Additionally, TIA is strongly supporting the Enhanced Work Opportunity Tax Credit with improved benefits for the next two years, as proposed by Congressman Suozzi and supported by the tax chairmen of Ways and Means and Finance.

Under enhanced WOTC, employers are supporting national workforce recovery by reaching out to hire more workers in large disadvantaged populations covering welfare and food stamp recipients, veterans (and hopefully soon, servicemembers’ spouses), people with disabilities (and hopefully soon, recipients of SSDI cash disability payments), residents of empowerment zones and recovering rural areas, the long-term unemployed, and other target groups.

WOTC would be more efficient if Congress allowed employers with excess credits to claim them against payroll tax. WOTC should also be allowed to private non-profit employers, opening many good jobs in health care and education.

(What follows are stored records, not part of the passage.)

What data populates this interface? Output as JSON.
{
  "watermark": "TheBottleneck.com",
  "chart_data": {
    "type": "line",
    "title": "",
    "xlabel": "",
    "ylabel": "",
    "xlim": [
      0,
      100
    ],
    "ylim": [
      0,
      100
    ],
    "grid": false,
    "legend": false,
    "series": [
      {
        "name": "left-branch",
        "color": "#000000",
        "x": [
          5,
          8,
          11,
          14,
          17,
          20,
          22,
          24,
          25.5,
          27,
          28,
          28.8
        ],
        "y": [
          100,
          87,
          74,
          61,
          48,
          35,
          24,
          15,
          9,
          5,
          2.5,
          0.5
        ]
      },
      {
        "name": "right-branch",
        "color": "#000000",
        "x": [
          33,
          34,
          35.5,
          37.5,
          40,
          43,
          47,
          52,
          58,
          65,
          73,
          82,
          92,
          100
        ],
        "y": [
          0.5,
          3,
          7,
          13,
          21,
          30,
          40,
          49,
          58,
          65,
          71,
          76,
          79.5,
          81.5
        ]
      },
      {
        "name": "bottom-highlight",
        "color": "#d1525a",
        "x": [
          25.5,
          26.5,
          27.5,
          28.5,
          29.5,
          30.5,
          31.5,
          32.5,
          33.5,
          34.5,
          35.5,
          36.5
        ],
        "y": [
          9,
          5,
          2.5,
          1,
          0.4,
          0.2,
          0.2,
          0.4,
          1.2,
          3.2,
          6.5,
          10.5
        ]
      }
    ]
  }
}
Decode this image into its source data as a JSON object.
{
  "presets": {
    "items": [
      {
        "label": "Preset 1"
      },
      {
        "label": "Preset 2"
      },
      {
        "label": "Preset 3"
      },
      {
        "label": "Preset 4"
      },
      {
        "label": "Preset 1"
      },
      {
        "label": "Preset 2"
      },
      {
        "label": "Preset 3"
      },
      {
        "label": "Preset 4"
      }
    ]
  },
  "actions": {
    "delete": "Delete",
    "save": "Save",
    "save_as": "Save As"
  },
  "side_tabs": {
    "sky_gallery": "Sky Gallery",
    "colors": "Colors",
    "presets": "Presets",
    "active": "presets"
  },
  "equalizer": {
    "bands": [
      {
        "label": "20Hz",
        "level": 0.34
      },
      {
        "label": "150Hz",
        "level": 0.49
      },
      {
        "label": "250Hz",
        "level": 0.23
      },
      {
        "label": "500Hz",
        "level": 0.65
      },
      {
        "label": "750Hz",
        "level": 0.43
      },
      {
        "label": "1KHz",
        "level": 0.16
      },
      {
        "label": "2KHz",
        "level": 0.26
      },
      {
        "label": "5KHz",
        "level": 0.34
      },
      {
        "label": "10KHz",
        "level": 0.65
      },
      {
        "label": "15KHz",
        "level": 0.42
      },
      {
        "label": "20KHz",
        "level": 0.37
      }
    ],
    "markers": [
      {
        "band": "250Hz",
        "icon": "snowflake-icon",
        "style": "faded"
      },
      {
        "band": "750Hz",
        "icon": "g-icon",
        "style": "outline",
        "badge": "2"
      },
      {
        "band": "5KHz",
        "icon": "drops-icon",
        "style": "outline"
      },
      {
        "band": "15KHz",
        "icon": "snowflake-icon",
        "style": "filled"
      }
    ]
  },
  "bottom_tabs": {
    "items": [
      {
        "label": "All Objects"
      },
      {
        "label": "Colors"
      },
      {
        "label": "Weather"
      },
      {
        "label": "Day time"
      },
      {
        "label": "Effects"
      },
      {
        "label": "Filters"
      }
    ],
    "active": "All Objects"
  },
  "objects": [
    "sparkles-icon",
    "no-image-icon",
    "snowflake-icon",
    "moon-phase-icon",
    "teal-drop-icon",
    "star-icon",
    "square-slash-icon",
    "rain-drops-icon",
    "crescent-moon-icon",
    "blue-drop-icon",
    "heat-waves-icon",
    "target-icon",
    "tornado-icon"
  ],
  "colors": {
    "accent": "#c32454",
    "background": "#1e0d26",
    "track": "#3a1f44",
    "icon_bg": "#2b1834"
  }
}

There is also growing urgency for Congress to provide COVID-19 emergency assistance to small businesses and nonprofit organizations, such as restaurants, franchisees, gyms, and many others who besieging Congress for cash support to meet payroll and avoid bankruptcy.

Legislating this emergency aid is in different hands because ERTC is considered as tax law and appropriations considered in a different committee, the Senate Small Business & Entrepreneurship Committee, whose chairman is the very capable Senator Ben Cardin (D-MD), also a member of the Finance Committee. Republican Senator Roger Wicker of Mississippi is Senator Cardin’s colleague leading this effort.

So far, a healthy string of co-sponsors have thrown their weight behind this very important effort, and many WOTC Coalition members are joining because a business may be profitable, but without enough cash-flow they may collapse. These emergency funds go to small business and nonprofit companies, covering costs and staving off widespread bankruptcy.

ERTC and Emergency Aid are not the same thing, they complement each other. ERTC is an emergency short-term tax credit to ensure an employer can continue to make payroll for already-employed or furloughed workers.

WOTC is a long-term proven tax credit allowed employers who hire from twelve large, disadvantaged target groups; employers pay most of the wage or salary—the usual cost to the government is around $1,900.

Emergency aid, in the form of appropriated funds of the federal government, have the purpose of covering costs and preventing widespread bankruptcy of firms at risk in the entire population of small businesses and nonprofit companies.